Conductivity is a measure of how easily a material can carry an electrical current. In solutions, the electrolyte concentration is crucial: without electrolytes, no ionization occurs, and thus no conductivity exists; at an optimal concentration, ions move most freely, maximizing conductivity; however, when the concentration is too high, ions crowd together, reducing their mobility and lowering conductivity.

Temperature also plays a significant role. In metals, increased temperature leads to a decrease in conductivity due to enhanced lattice vibrations that scatter electrons.

In semiconductors, however, higher temperatures typically increase conductivity by generating more charge carriers.

At extremely low temperatures, some materials exhibit superconductivity, where electrical current flows without any resistance.

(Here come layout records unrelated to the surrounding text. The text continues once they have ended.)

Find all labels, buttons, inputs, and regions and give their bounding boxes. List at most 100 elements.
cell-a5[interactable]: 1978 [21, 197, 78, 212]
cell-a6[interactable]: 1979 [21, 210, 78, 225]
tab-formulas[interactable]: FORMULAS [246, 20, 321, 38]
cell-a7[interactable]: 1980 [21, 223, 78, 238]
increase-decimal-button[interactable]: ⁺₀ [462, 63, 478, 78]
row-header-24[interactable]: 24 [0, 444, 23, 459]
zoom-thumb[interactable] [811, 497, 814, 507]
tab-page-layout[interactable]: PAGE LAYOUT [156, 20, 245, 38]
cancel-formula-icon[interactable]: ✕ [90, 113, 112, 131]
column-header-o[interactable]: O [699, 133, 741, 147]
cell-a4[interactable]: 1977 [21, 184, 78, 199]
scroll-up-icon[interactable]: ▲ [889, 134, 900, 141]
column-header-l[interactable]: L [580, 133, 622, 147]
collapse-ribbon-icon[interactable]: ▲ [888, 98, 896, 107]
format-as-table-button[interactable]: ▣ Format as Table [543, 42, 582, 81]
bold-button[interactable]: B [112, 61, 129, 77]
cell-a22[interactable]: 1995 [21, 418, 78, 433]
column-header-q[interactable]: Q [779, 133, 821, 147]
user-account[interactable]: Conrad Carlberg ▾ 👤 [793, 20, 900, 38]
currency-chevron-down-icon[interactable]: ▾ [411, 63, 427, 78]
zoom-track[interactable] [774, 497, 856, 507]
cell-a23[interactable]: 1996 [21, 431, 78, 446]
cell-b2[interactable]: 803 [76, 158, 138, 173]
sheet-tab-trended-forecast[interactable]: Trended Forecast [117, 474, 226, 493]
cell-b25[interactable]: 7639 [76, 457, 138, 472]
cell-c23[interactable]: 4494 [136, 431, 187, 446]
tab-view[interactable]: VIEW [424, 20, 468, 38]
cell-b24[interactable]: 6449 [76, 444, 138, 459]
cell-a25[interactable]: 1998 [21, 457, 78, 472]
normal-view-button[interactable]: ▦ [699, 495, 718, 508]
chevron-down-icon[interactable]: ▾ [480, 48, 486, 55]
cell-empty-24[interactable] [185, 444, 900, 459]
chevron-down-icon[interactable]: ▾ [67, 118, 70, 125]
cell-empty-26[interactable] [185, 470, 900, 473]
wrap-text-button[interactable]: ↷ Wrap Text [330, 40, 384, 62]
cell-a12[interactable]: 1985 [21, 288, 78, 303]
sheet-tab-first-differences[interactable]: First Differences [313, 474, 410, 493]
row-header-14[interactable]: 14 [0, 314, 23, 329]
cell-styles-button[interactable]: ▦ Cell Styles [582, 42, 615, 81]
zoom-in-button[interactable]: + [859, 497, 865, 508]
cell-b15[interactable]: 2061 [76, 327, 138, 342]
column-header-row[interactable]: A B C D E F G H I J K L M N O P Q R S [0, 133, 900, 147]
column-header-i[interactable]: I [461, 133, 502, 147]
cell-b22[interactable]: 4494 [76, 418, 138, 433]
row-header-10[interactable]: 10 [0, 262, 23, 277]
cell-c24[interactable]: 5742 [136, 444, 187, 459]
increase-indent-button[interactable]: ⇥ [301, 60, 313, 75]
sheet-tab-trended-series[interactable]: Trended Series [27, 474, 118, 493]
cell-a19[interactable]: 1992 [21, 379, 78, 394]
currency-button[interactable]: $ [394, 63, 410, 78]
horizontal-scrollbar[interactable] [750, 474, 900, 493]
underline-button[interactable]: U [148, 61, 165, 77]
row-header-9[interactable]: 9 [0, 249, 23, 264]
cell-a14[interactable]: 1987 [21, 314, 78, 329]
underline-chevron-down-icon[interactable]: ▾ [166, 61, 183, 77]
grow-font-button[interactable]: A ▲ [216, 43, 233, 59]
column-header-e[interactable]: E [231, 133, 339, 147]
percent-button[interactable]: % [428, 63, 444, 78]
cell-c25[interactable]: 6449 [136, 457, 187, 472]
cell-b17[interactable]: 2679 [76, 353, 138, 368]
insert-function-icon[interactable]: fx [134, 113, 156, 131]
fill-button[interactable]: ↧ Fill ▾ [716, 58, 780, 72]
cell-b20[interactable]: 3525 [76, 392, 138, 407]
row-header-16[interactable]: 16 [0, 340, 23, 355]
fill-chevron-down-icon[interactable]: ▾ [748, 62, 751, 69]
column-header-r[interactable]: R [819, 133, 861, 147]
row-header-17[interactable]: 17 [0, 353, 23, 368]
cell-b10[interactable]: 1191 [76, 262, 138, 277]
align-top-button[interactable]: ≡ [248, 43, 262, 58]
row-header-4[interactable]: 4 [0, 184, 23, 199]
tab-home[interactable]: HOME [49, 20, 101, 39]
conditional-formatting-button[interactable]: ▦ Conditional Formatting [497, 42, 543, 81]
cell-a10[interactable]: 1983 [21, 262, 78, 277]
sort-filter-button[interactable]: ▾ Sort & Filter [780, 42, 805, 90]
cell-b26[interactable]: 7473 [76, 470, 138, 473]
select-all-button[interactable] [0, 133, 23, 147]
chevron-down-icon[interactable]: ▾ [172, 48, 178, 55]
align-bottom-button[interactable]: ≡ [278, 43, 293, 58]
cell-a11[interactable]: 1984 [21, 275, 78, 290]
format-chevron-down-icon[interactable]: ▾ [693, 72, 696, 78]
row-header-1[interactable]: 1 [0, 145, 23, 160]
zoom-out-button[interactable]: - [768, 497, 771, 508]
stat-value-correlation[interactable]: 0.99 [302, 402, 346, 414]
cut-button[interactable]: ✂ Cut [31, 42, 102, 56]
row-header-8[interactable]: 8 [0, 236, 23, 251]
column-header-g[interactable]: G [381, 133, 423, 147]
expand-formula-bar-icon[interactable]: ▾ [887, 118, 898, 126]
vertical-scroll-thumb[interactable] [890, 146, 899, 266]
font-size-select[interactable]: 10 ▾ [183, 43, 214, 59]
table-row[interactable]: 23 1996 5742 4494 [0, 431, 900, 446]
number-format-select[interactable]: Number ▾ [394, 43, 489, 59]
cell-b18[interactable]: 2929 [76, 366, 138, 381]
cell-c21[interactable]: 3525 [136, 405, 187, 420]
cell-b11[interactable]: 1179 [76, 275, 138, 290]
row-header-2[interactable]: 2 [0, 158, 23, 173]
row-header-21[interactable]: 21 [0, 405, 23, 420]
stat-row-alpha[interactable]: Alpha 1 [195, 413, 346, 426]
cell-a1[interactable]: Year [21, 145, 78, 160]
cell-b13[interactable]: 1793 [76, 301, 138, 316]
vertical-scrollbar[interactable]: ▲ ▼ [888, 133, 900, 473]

Conductivity $(σ)$ is mathematically defined as the inverse of resistivity $(ρ)$ . For practical applications, one can measure conductivity by placing a capacitor in a solution; the current that flows between the capacitor’s plates reflects the solution’s ability to conduct electricity.

Meters

An ammeter is an instrument designed to measure the current flowing through a circuit.

An ohmmeter is a device used to determine the resistance of a component.

A probe is a part of a measuring instrument that connects the meter to the circuit or component under investigation.

A voltmeter measures the voltage, or electrical potential difference, between two points in a circuit.

Magnetism

Definition of magnetic field $B$

The magnetic field $(B)$ is a vector field present in regions where a moving charge experiences a force due to its motion. In essence, when a charged particle moves through a space containing a magnetic field, it is deflected by a force whose magnitude and direction depend on both the particle’s velocity and the field’s strength. This force can be measured in Teslas $(T)$ , which are also expressed in units of $N \cdot s / m \cdot C$ .

Motion of charged particles in magnetic fields; Lorentz force

When a charged particle moves through a magnetic field, it experiences an electromagnetic force given by

$F = q v B sin θ$

where $q$ is the charge, $v$ is the velocity, $B$ is the magnetic field, and $θ$ is the angle between the velocity and the magnetic field.

This force is always perpendicular to both the direction of motion and the magnetic field. You can use the right hand rule to determine its direction: point your thumb in the direction of the positive charge’s velocity, your middle finger in the direction of the magnetic field, and your palm will face in the direction of the force.

In cases where a charge moves in a circular path, the electromagnetic force acts as the centripetal force needed to keep the particle in orbit, satisfying $F = m v^{2} / r$ . For current-carrying wires, the force can be expressed as $F = i L B sin θ$ , where $i$ is the current and $L$ is the length of the wire. Here, the current is treated as the motion of positive charges, and applying the same right hand rule shows that wires with currents in the same direction attract each other, while those with currents in opposite directions repel.